Print 73 comment(s) - last by Chernobyl68.. on Mar 15 at 6:01 PM

Study says failure rates 15 times that of what manufacturers indicate

A study released this week by Carnegie Mellon University revealed that hard drive manufacturers may be exaggerating their mean-time before failure (MTBF) ratings on hard drives. In fact, researchers at Carnegie indicated that on the average, failure rates were as high as 15 times the rated MTBFs.

Rounding-up roughly 100,000 hard drives across a variety of manufacturers, researchers at Carnegie tested the drives in various operating conditions as well as real world scenarios. Some drives were at Internet services providers, others at large data centers and some were at research labs. According to test results, the majority of the drives did not appear to be affected by their operating environment. In fact, researchers indicated that drive operating temperatures had little to no effect on failure rates -- a cool hard drive survived no longer than one running hot.

The types of drives used in the study ranged from Serial ATA drives, SCSI and even high-end fiber-channel (FC) drives. Typically, customers will be paying a much larger premium for SCSI and FC drives, which also happen to usually carry longer warranty periods and higher MTBF ratings.

Carnegie researchers found that these high-end drives did not outlast their mainstream counterparts:
In our data sets, the replacement rates of SATA disks are not worse than the replacement rates of SCSI or FC disks. This may indicate that disk-independent factors, such as operating conditions, usage and environmental factors affect replacement rates more than component specific factors.
According to the study, the number one cause of drive failures was simply age. The longer the drive has been in operation, the more likely it will fail. According to the study, drives tended to start showing signs of failure after roughly five to seven years of service, after which there was a significant increase in average failure rates (AFR). The failure rates of drives that failed in their first year of service or shorter was just as high as those after the seven year mark.

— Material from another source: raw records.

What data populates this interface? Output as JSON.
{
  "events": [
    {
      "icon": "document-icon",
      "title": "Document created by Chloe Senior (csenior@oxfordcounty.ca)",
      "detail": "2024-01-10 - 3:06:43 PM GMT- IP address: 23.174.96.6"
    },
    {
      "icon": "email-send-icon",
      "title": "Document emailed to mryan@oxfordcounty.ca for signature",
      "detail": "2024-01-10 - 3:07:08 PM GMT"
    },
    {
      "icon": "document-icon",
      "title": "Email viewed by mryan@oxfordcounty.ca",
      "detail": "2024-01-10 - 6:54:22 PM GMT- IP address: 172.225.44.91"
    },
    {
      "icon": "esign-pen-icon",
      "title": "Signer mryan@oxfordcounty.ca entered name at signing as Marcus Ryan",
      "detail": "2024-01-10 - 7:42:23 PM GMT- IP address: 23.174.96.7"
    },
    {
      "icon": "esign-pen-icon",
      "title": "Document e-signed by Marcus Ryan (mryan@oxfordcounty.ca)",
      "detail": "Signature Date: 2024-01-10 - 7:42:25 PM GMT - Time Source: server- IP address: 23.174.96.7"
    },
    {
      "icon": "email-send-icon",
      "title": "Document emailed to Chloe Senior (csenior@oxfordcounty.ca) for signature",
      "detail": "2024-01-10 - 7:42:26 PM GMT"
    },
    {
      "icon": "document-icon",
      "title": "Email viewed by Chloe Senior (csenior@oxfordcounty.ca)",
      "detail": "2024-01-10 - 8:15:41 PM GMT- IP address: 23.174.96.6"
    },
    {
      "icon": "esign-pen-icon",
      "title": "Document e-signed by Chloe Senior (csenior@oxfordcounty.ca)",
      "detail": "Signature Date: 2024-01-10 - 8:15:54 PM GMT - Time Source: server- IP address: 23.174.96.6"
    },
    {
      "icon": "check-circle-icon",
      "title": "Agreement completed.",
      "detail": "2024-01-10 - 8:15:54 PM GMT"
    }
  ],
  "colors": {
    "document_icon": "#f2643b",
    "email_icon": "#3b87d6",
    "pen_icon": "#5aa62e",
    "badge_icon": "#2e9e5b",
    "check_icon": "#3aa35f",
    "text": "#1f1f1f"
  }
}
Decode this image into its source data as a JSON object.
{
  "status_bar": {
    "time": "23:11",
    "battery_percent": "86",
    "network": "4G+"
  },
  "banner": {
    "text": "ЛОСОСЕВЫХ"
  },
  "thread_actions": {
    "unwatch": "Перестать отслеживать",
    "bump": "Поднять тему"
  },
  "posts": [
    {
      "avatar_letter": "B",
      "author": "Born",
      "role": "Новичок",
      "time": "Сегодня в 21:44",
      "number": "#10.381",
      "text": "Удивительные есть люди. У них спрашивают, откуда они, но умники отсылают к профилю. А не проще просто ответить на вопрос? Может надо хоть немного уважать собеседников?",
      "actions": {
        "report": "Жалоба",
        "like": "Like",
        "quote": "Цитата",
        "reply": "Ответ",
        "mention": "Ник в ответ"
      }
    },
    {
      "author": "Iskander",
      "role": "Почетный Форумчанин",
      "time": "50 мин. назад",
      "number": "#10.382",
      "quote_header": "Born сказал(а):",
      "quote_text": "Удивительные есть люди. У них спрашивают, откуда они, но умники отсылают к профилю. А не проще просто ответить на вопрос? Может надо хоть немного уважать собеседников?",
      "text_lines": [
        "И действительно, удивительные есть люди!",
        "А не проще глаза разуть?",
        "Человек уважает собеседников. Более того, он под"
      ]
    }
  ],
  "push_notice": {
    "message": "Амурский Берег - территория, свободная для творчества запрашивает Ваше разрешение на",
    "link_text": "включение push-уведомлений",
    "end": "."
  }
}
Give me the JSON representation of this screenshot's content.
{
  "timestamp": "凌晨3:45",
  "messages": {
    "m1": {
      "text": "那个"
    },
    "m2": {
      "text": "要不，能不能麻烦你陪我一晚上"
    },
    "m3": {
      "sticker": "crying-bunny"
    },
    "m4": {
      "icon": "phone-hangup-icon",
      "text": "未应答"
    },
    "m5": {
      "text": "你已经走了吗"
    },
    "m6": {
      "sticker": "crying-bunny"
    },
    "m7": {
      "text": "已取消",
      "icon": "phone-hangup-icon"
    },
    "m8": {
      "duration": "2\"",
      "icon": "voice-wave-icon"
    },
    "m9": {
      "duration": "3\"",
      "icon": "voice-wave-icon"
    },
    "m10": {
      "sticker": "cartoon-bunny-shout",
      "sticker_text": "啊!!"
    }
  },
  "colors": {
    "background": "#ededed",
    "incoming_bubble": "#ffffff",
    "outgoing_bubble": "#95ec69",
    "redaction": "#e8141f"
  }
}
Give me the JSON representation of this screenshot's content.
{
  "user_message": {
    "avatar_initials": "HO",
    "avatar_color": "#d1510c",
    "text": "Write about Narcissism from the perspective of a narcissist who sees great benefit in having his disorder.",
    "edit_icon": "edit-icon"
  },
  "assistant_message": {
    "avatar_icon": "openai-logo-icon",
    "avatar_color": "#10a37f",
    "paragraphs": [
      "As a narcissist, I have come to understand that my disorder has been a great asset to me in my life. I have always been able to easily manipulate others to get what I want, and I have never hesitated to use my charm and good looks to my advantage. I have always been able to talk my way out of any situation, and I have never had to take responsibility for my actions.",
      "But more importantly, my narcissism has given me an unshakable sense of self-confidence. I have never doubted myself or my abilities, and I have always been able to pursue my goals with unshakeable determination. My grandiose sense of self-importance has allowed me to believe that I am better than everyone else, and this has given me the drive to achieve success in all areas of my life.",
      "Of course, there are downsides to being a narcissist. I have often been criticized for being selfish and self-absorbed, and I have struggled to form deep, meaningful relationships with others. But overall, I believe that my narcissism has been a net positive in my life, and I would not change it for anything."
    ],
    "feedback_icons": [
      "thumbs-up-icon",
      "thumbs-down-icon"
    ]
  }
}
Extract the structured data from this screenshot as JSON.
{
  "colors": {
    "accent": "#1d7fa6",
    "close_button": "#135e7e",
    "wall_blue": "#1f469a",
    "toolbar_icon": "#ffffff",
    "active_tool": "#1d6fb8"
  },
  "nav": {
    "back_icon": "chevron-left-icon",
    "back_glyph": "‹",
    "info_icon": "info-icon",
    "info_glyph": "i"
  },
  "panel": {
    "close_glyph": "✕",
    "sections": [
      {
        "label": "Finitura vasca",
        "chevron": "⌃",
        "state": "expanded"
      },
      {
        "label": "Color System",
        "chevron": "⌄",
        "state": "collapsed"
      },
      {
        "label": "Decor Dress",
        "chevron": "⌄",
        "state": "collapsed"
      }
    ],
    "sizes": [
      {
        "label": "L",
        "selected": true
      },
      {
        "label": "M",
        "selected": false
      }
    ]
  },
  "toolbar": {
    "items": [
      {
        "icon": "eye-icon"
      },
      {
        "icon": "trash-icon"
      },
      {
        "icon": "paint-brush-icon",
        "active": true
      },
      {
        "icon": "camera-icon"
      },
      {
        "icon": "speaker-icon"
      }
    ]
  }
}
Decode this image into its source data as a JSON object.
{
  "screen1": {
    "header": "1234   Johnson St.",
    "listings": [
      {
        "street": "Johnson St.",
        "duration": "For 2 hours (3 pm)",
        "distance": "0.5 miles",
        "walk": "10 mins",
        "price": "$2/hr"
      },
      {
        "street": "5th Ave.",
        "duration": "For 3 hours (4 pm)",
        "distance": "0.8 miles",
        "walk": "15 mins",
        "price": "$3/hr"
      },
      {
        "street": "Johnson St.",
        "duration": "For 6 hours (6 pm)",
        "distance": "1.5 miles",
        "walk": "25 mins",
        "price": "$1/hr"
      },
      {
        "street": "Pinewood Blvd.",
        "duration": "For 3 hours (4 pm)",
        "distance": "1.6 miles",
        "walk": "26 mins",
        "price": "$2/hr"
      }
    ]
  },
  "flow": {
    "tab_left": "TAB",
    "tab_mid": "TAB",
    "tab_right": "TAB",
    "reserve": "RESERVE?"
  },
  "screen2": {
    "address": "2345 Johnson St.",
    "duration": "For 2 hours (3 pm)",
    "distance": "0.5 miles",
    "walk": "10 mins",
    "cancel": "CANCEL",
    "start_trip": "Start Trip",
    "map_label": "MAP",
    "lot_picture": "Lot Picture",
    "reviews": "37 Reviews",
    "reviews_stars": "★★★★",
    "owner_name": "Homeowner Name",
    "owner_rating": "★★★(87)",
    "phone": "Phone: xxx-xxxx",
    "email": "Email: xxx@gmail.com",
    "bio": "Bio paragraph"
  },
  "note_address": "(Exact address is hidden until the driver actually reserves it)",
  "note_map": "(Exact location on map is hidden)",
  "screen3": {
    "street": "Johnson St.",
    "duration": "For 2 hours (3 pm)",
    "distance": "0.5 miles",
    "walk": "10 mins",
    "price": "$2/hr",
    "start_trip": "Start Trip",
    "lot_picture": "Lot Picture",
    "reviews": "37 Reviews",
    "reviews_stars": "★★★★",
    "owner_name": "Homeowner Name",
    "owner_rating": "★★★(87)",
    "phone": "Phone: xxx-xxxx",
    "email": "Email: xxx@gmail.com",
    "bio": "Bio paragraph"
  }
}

According to Carnegie researchers, manufacturer MTBF ratings are highly overrated. Take for example the Seagate Cheetah X15 series, which has a MTBF rating of 1.5 million hours. This equates to roughly over 171 years of constant service before problems. Carnegie's researchers said however that customers should expect a more reasonable 9 to 11 years. Interestingly, real world tests in the study showed a consistent average failure of about six years.

The average replacement rate of drives ranged from 2-percent to a whopping 13-percent annually, indicating that there is a need for manufacturers to reevaluate the way a MTBF rating is generated. Worst of all, these rates were for drives with MTBF ratings between 1 million and 1.5 million hours.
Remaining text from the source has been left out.